SLC5A1 – Glucose-Galactose Malabsorption

Glucose-galactose malabsorption (GGM; MONDO:0011731) is a rare autosomal recessive disorder characterized by life-threatening osmotic diarrhea and dehydration in neonates. Affected infants present with severe diarrhea on ingestion of glucose or galactose, leading to hypernatremic dehydration and malnutrition without prompt dietary intervention (HP:0002014, HP:0001944, HP:0003228). Diagnosis relies on clinical presentation, carbohydrate elimination diets, and definitive molecular testing of SLC5A1.

Clinical Validity

Category: Definitive

Rationale: Over 300 reported cases spanning >30 years, including >107 unrelated probands in a literature review (PMID:32946683) with robust segregation in consanguineous and founder families, plus concordant functional defects in 46 patients screened (PMID:12139397).

Genetic Evidence

GGM follows an autosomal recessive inheritance pattern. Segregation analysis in an Old Order Amish pedigree documented 33 affected relatives carrying homozygous SLC5A1 mutations and four private founder alleles (PMID:20486940). Case series include 16 unrelated Saudi patients from consanguineous families (PMID:28753187) and multiple single cases worldwide. The variant spectrum comprises missense (e.g., c.82G>A (p.Asp28Asn)), nonsense (c.187C>T (p.Arg63Ter)), in-frame deletions (c.1107_1109del (p.Val371del)), and splice/frameshift mutations across all 15 exons. Recurrent alleles such as p.Cys255Trp and p.Gln457Arg have population-specific frequencies, with p.Gln457Arg enriched in Northern Sweden (PMID:34485913).

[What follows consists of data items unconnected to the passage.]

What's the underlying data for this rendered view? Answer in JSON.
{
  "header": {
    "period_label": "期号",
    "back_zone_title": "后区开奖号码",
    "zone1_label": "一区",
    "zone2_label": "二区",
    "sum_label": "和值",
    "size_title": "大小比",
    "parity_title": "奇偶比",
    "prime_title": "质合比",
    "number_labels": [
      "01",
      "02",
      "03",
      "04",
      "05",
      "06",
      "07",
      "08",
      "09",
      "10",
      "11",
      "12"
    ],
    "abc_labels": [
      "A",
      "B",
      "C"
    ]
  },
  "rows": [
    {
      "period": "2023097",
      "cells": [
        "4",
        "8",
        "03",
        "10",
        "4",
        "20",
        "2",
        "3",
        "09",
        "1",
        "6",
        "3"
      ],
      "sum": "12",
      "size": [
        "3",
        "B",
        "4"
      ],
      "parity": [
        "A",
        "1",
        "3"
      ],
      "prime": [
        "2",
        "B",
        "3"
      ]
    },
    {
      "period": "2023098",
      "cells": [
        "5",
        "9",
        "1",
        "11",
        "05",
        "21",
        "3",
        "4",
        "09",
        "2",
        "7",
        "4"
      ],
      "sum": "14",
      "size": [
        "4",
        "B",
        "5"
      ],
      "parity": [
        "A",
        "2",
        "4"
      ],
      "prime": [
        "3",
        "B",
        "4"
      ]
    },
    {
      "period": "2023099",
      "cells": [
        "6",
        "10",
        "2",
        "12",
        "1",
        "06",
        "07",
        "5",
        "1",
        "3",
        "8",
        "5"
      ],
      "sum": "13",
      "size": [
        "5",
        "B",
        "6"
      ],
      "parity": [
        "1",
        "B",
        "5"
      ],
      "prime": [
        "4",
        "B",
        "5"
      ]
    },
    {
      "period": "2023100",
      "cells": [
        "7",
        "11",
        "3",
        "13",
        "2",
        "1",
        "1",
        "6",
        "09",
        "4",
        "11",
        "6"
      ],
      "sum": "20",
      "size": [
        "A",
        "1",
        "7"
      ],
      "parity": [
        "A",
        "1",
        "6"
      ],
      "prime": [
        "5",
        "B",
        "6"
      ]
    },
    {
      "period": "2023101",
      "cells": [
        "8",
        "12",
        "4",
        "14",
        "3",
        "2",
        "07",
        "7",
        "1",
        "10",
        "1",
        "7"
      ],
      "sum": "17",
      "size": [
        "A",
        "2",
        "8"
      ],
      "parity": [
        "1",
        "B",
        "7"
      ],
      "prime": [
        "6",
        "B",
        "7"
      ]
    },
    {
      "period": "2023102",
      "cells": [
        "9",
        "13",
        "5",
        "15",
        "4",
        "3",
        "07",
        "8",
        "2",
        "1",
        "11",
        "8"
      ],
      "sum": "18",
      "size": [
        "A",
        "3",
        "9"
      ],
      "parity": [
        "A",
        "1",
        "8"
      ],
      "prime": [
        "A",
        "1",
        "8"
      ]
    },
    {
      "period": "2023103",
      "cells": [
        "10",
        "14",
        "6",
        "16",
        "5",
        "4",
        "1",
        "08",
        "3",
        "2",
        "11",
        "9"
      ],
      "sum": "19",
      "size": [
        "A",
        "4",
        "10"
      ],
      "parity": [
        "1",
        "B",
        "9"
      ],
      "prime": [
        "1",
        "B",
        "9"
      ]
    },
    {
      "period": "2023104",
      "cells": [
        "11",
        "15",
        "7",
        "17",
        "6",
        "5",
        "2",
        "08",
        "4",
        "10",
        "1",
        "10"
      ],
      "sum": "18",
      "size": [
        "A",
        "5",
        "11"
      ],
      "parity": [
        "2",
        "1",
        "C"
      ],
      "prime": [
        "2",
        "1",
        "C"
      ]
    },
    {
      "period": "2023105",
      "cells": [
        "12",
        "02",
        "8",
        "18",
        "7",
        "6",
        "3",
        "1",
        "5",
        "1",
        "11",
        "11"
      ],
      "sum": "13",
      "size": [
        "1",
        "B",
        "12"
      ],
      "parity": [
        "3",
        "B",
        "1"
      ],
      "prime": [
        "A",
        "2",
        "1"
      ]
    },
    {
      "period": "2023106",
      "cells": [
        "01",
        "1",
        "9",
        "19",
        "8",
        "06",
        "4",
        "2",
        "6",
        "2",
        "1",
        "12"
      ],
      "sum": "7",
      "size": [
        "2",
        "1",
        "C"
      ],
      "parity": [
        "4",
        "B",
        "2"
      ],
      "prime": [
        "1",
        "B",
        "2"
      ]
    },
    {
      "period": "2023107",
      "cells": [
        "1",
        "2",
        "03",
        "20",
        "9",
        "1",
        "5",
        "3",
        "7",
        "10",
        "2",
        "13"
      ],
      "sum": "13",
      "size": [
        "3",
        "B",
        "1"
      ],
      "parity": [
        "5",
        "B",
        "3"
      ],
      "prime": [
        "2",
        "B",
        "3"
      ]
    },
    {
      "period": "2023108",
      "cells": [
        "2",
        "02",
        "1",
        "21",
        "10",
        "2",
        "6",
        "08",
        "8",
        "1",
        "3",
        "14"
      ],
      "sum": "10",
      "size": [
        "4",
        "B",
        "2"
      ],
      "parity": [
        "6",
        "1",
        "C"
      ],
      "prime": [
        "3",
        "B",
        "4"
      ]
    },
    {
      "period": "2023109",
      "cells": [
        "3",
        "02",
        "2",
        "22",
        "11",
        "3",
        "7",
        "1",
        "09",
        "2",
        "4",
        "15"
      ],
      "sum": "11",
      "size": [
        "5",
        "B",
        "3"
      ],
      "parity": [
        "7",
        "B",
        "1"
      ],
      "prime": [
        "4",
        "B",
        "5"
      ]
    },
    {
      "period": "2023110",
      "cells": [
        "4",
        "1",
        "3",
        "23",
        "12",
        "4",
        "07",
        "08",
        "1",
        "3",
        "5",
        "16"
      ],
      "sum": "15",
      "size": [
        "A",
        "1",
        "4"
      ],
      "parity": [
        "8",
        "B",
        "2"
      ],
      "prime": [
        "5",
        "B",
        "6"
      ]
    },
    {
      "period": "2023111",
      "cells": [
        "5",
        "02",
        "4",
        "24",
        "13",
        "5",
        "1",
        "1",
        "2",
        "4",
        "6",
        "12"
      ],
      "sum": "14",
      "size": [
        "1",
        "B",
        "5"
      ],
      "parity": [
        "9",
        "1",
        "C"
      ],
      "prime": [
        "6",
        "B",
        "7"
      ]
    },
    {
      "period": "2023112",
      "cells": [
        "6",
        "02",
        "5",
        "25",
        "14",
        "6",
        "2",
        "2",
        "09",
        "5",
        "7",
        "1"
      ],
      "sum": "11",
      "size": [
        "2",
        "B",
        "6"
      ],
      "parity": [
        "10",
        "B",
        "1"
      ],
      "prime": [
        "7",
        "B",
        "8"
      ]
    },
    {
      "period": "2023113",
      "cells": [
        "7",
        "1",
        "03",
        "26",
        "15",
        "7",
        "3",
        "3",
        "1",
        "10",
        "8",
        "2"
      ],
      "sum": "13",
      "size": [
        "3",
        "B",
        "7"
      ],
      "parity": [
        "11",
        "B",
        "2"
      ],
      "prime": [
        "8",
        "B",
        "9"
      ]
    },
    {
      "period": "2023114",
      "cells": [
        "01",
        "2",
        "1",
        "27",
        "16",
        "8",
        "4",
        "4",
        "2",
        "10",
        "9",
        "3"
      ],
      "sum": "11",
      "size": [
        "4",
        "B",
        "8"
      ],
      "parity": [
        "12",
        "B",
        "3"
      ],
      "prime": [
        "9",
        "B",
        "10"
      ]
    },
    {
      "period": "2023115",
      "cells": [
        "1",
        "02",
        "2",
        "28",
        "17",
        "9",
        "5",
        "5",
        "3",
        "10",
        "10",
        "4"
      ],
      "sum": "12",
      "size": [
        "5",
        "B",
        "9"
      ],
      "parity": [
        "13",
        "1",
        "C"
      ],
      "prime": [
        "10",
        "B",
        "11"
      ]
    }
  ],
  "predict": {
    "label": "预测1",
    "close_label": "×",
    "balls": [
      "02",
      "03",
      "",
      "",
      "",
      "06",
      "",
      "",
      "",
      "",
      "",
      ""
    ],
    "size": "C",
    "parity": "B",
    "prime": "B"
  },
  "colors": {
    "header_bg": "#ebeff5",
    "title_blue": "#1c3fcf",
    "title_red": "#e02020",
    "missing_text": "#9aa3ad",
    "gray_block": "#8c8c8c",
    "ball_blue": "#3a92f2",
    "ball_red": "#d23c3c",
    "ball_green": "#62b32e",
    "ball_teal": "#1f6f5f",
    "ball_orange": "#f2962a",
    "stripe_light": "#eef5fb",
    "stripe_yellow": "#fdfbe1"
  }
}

Functional / Experimental Evidence

Extensive in vitro studies demonstrate that most pathogenic missense variants cause defective trafficking of SGLT1 to the plasma membrane, abrogating Na⁺/sugar cotransport (e.g., p.Cys355Ser, p.Leu147Arg) (PMID:9098004; PMID:10036327). Some mutants (e.g., p.Gln457Arg) reach the membrane but are locked in an outward-facing conformation, preventing sugar translocation (PMID:34485913). Chemical rescue experiments and electrophysiological assays in Xenopus oocytes and mammalian cells consistently recapitulate the human phenotype, confirming haploinsufficiency as the mechanism of pathogenicity.

Conflicting Evidence

A minority of clinically suspected GGM cases lacked SLC5A1 mutations, underscoring the need for proper clinical evaluation (e.g., breath tests, dietary trials) before molecular testing (PMID:16446504).

Integration & Clinical Utility

SLC5A1 mutations definitively cause GGM via loss of SGLT1 function. Genetic diagnosis enables prenatal and early postnatal screening, guiding prompt initiation of glucose-free, galactose-free diets to prevent morbidity and mortality. Functional assay concordance underpins the reliability of variant interpretation in diagnostic and commercial genetic testing.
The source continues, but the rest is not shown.